The quote seems a bit reactionary. Is it a reaction against something the Jews said to Christians about the Passover or is it just Constantine setting up his own system?


----------



## Eoghan (Nov 24, 2008)

I would be interested in reading precicely how the 18 Benedictions were changed!

There does seem to have been a falling out. Question is should we feel guilty about wahat was done a thousand years ago.

It reminds me of countries "apologising" for their role in slavery.


----------



## TimV (Nov 24, 2008)

> There does seem to have been a falling out. Question is should we feel guilty about wahat was done a thousand years ago.



The language is stronger than necessary, but it doesn't reach the level, in my opinion of needing an apology, especially since Constantine was right. We know from the Scriptures themselves that Jews were trying to suck back Christians into their false religion. There's no reason to think their attitude changed, and to force the church to date Easter from the barley harvest in Israel would be an example of this Judaizing (not to say that we couldn't do better than we are concerning the dating of Easter).

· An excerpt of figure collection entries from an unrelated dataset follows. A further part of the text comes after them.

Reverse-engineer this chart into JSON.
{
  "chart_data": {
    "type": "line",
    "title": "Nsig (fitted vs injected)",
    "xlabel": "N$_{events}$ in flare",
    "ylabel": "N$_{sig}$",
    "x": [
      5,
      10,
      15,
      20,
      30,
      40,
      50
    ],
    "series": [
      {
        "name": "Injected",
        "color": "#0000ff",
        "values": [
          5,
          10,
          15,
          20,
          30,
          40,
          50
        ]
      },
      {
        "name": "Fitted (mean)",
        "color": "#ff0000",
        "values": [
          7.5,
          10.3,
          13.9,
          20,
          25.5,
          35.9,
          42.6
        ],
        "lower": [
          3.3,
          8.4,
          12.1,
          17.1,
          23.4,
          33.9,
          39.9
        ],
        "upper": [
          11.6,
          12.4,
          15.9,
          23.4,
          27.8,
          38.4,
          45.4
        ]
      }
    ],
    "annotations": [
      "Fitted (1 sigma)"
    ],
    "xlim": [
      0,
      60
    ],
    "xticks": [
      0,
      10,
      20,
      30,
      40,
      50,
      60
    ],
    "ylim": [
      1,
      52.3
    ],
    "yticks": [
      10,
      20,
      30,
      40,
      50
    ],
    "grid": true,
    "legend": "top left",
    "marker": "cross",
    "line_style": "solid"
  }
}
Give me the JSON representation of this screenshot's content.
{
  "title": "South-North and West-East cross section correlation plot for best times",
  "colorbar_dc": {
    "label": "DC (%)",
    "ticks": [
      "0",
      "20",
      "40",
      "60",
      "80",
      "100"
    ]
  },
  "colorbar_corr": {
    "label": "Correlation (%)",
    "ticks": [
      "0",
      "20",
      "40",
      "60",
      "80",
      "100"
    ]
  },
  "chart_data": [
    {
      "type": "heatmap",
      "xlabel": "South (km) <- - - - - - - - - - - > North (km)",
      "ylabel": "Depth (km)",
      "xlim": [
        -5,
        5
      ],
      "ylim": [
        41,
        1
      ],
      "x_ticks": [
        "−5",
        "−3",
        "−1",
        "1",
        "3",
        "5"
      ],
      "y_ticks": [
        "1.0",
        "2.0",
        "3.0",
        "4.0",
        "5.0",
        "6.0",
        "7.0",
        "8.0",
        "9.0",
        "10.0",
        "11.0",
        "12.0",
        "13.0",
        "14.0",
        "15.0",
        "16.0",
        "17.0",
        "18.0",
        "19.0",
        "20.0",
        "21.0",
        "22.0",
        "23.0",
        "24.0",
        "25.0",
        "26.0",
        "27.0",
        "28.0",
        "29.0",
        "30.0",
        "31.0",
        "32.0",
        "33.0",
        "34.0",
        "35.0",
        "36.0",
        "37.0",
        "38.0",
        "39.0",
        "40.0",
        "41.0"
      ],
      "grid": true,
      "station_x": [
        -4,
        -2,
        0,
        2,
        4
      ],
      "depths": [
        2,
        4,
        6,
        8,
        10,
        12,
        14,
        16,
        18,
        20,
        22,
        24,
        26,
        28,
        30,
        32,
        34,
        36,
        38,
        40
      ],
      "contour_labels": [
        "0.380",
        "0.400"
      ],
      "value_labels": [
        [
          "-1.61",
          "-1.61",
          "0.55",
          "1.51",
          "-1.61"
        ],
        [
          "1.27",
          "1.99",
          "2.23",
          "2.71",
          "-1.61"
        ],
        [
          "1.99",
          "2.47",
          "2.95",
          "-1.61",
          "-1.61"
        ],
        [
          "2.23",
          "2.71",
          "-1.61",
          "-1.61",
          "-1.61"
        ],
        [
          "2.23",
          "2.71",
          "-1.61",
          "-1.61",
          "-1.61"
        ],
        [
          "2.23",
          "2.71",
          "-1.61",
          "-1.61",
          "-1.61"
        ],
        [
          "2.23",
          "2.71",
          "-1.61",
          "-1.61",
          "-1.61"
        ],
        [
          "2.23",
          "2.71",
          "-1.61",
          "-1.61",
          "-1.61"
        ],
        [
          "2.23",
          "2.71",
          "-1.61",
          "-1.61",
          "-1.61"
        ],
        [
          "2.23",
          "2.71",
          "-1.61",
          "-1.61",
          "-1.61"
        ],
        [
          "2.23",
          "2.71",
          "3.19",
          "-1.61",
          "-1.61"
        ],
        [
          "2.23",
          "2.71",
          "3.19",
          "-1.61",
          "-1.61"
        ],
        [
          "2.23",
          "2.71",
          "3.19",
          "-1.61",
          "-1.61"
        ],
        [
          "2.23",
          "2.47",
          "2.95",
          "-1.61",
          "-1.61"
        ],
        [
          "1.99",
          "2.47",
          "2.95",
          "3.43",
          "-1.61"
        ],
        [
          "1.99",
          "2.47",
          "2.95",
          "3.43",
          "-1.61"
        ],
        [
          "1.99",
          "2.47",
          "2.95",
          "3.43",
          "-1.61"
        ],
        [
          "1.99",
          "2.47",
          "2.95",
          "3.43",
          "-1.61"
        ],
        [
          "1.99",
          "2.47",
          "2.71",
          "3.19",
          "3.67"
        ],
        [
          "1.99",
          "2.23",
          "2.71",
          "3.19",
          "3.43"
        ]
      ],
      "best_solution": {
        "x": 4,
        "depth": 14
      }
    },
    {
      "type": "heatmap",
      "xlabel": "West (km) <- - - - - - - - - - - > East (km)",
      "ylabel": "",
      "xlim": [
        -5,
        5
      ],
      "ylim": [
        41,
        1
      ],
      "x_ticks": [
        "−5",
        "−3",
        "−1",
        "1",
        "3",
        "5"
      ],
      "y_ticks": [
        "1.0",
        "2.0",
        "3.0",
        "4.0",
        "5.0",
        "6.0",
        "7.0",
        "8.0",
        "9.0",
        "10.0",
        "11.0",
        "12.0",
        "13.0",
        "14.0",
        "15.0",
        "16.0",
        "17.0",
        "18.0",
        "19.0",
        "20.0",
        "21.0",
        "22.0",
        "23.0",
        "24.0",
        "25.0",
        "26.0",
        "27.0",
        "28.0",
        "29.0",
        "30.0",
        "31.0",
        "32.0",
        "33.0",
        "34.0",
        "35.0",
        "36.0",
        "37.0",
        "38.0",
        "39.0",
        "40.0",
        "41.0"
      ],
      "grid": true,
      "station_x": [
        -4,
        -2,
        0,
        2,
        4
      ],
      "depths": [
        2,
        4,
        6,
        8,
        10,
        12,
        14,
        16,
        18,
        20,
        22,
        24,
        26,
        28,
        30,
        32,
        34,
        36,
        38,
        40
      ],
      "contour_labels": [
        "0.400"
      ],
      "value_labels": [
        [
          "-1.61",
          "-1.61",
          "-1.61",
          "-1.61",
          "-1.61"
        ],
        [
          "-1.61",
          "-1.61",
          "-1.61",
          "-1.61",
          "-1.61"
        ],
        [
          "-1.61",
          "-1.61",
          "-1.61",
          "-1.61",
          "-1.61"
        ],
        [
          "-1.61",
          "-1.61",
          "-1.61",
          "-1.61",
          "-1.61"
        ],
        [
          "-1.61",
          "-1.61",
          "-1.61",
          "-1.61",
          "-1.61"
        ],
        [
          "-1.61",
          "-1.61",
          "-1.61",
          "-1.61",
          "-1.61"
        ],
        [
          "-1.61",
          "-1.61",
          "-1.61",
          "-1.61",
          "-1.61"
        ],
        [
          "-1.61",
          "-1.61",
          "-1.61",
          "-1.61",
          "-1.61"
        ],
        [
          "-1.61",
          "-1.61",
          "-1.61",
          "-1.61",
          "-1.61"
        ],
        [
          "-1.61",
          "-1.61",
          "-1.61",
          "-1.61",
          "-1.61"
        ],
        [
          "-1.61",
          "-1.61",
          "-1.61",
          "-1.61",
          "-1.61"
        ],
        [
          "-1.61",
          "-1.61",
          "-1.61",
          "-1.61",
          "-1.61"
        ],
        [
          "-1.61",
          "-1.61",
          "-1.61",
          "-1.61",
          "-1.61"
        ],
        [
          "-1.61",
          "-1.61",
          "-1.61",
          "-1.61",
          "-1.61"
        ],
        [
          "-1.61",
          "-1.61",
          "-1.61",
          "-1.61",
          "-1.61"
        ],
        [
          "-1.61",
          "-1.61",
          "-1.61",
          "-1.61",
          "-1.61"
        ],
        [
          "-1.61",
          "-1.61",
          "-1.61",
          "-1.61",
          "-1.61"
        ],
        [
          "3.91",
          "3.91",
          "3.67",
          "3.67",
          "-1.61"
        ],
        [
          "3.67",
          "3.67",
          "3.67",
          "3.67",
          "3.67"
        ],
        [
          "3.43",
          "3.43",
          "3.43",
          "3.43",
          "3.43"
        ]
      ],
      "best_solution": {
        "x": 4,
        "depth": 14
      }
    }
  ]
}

Saying we have nothing in common with those hostile people sounds pretty anti Semitic if you're a Christian Zionist or influenced by Dipsy theology but looking at it rationally and more important Scripturally it's true.

And PS it was quite a bit more than a thousand years ago.


----------



## Notthemama1984 (Nov 24, 2008)

I agree with Tim, the PC crowd may say that an apology is needed, but I say if you want to see real anti-semitism just read some of the OT prophets. God rips the Israelites again and again (for good reason of course).


----------